Göz yaşlarını silerken, çocuğu sinesine bastırdı, başını okşadı.
“Elbette cezasız kalmayacaklar.
Bunları gören, kayda alan bir Zât var. Bak ihtiyar çocuk, o Allah ki bunun hesabını soracak.
Biz o kavimleri helak eden Zâta iman etmişiz. Elbette bunların da hesabı sorulacak. Ama burada ama orada. Allah bilir. Zannetme ki zalim izzetinde, mazlum zilletinde kalıp buradan göçüp gidiyorlar. Allah’ın büyük bir mahkemesi var. Hem burada hem orada cezalandıracak, buna itikadımız tam.”
Çocuk ihtiyara bakıp “Sen de çok şey görmüşsün gibi konuştun.”
Derinden gelen bir sesle “Evet.” dedi ihtiyar. “Hani derler ya bir oh çeksem karşıki dağlar yıkılır. Ama inancım, itikadım buna izin vermez.”
Çocuk, “Yani dayandığın bir kuvvet var öyle mi?”

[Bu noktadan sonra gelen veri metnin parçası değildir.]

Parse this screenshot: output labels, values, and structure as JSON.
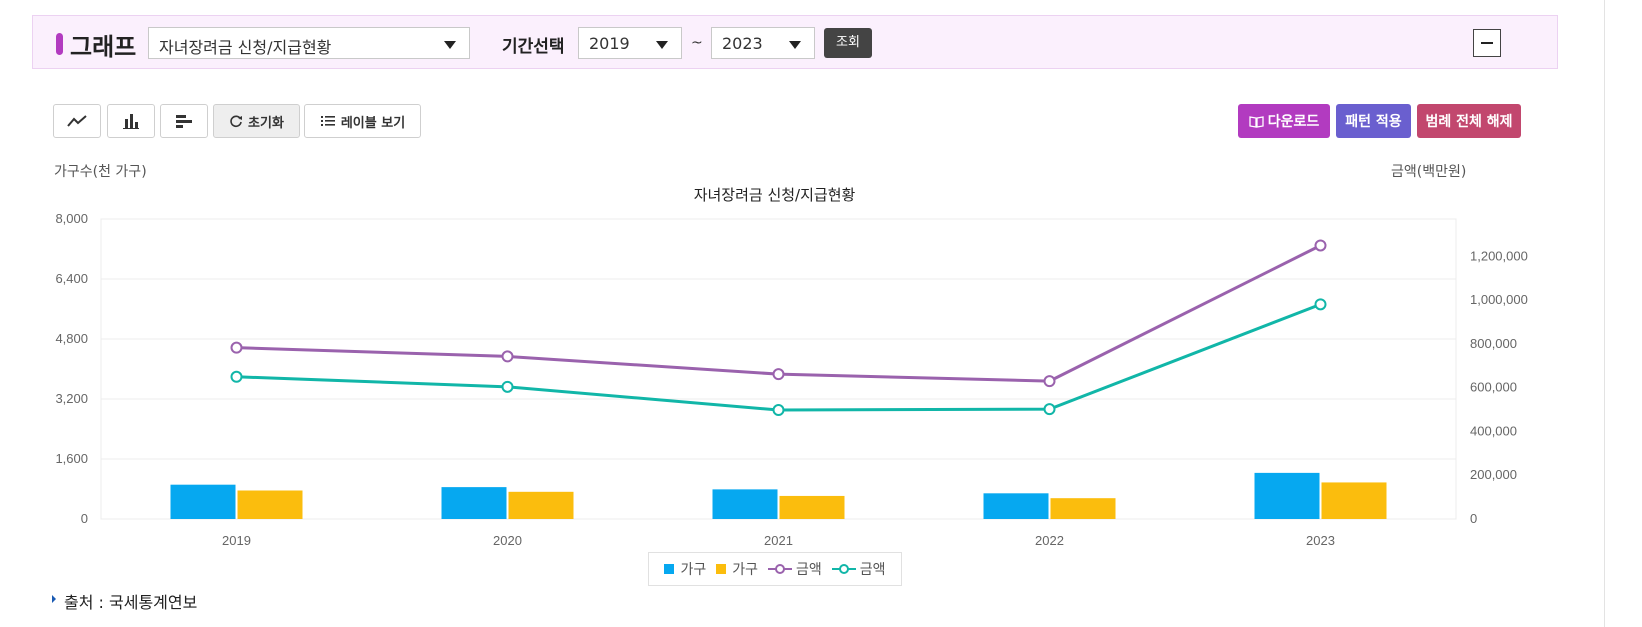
{
  "header": {
    "title": "그래프",
    "chart_select": "자녀장려금 신청/지급현황",
    "period_label": "기간선택",
    "start_year": "2019",
    "tilde": "~",
    "end_year": "2023",
    "query_label": "조회"
  },
  "toolbar": {
    "reset_label": "초기화",
    "label_view": "레이블 보기",
    "download_label": "다운로드",
    "pattern_label": "패턴 적용",
    "legend_clear_label": "범례 전체 해제"
  },
  "colors": {
    "accent": "#b23bc0",
    "download": "#b23bc0",
    "pattern": "#6a5fcf",
    "legend_clear": "#c2476e",
    "bar1": "#06a8f0",
    "bar2": "#fbbd0d",
    "line1": "#9a62ad",
    "line2": "#11b6a8"
  },
  "source": "출처 : 국세통계연보",
  "chart_data": {
    "type": "bar+line",
    "title": "자녀장려금 신청/지급현황",
    "ylabel_left": "가구수(천 가구)",
    "ylabel_right": "금액(백만원)",
    "categories": [
      "2019",
      "2020",
      "2021",
      "2022",
      "2023"
    ],
    "ylim_left": [
      0,
      8000
    ],
    "ylim_right": [
      0,
      1371000
    ],
    "yticks_left": [
      "0",
      "1,600",
      "3,200",
      "4,800",
      "6,400",
      "8,000"
    ],
    "yticks_right": [
      "0",
      "200,000",
      "400,000",
      "600,000",
      "800,000",
      "1,000,000",
      "1,200,000"
    ],
    "grid": true,
    "legend_position": "bottom",
    "series": [
      {
        "name": "가구",
        "type": "bar",
        "axis": "left",
        "values": [
          915,
          850,
          790,
          685,
          1230
        ]
      },
      {
        "name": "가구",
        "type": "bar",
        "axis": "left",
        "values": [
          760,
          725,
          615,
          555,
          975
        ]
      },
      {
        "name": "금액",
        "type": "line",
        "axis": "right",
        "values": [
          783000,
          743000,
          662000,
          630000,
          1250000
        ]
      },
      {
        "name": "금액",
        "type": "line",
        "axis": "right",
        "values": [
          650000,
          604000,
          498000,
          502000,
          981000
        ]
      }
    ]
  }
}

“Bak anlamaya başladın. Evet, dayanak noktam, istimdat yani yardım noktam Cenab-ı Haktan başka yok. Her halimi Ona söylerim. Biliyor musun ihtiyar çocuk, O benim içimdekileri bilir. Beni anlar.” Elini çocuğun göğsüne koyarak, “Aslında seninkileri de bilir. Hiç denedin mi ona anlatmayı?”
“Bilmem.” dedi çocuk. “Belki senin yanına oturmamı isteyen Odur. İçimdeki ihtiyarlığı anlaman için, bu sözleri duymam için şu ağacın altında sohbet ettiren Allah’a hamdolsun demem gerek.”
“Oooo…” dedi ihtiyar. “Seninle anlaşacağımıza inanıyorum. O zaman bu iki dost el açıp dua etsin, olmaz mı?”
İkisi de el açıp, niyazda bulundular.
“Yâ Rabbi… Zulme uğrayan bütün çocukları, ihtiyarları, masumları koru. Bize merhamet eyle.” diye başlayan dua gittikçe derinleşti, derinleştikçe sesleri de yükselerek ağacın yapraklarının hışırtısıyla arşı âlâya ulaşıyordu…
Çınar ağacının dalları, yaprakları ve bütün mevcudat bu duaya “Amin… Allahümme Amin…” dediler.